Cameron has recalled lawmakers from their summer break for the marathon debate, in which he is set to propose targeted military strikes to "degrade" the regime's chemical weapons capability.
He will also attempt to persuade lawmakers that any strikes would not drag Britain into the wider conflict.
Some MPs are reluctant to back British military involvement, haunted by their experience of the Iraq war.
In 2003, parliament gave then prime minister Tony Blair a mandate to join the US-led offensive in Iraq on the basis of allegations that dictator Saddam Hussein had weapons of mass destruction.
The weapons never materialised and Britain became embroiled in the war for years.
"The PM is acutely aware of the deep concerns in the country caused by what happened over Iraq," a spokeswoman for Cameron said.
"That's why we are committed to taking action to deal with this war crime -- but taking action in the right way, proceeding on a consensual basis."
Deputy Prime Minister Nick Clegg, whose Liberal Democrats are the junior coalition partners of Cameron's Conservatives, sent an email to his MPs late Wednesday headlined: "This is not Iraq."
"This is not about regime change," Clegg wrote, urging Lib Dems to back the motion.
"This is about upholding international and humanitarian law and deterring the use of chemical weapons to protect innocent people from being murdered in future by brutal dictators."
A YouGov poll for The Sun newspaper showed that Britons overwhelmingly oppose the use of British missiles against military sites in Syria.

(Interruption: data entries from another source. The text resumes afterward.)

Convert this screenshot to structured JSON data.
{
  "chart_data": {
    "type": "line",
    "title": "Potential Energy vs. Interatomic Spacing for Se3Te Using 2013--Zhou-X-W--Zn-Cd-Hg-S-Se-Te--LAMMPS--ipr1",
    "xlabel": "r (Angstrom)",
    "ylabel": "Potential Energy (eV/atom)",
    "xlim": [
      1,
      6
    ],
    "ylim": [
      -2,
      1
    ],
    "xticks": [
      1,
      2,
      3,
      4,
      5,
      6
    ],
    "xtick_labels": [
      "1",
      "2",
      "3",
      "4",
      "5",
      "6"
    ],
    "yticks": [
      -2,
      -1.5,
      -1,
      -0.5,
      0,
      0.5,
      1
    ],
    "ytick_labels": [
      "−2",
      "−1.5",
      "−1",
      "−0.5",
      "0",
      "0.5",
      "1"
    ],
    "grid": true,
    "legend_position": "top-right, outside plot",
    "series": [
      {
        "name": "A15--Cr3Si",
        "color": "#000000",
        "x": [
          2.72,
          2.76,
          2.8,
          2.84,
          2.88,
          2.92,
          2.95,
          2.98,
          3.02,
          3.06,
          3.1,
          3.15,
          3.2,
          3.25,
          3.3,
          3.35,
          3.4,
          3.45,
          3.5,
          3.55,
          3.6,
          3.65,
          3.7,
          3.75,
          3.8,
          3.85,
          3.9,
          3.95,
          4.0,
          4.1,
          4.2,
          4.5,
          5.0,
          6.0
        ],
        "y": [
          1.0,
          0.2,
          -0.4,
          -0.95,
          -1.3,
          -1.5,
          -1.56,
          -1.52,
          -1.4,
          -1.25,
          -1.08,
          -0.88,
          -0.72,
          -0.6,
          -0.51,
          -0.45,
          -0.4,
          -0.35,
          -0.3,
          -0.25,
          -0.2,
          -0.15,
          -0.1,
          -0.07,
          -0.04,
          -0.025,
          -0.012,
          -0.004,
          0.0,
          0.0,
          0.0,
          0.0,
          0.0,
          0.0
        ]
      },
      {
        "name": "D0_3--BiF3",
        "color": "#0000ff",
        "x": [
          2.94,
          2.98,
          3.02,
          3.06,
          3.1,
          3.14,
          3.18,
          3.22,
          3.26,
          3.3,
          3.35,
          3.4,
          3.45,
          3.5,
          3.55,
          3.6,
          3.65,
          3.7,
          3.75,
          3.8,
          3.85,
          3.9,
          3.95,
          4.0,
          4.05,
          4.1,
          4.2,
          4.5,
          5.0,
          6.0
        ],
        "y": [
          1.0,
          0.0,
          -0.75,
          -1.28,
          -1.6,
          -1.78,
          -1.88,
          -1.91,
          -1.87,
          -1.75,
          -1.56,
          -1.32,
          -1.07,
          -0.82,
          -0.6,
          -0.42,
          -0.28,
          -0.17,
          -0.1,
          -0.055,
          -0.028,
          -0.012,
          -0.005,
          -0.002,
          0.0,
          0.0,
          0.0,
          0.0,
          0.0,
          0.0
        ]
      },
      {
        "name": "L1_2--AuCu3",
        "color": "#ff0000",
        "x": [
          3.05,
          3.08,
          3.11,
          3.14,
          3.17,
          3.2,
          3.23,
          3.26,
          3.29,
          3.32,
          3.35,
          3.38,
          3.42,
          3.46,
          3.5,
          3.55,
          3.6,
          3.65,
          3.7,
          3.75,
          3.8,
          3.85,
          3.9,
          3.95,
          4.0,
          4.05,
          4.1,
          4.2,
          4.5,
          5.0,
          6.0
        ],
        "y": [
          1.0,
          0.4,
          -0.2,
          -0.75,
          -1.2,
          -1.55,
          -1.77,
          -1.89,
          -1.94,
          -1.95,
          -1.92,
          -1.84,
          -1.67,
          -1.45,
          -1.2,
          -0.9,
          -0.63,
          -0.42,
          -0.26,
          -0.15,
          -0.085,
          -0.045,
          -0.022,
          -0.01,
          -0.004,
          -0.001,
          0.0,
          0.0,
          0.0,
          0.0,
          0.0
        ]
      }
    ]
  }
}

Hundreds of anti-war protesters gathered outside Cameron's Downing Street residence on Wednesday, chanting slogans including "Hands off Syria".
"I'm here today because even though Syrian people are suffering massively at the hands of Assad and his brutal regime, I think a Western intervention would be essentially throwing petrol on the fire," protester Nathan Rodgers told AFP.
"We've seen over the last decade that Western intervention into countries in turmoil only leads to more killing."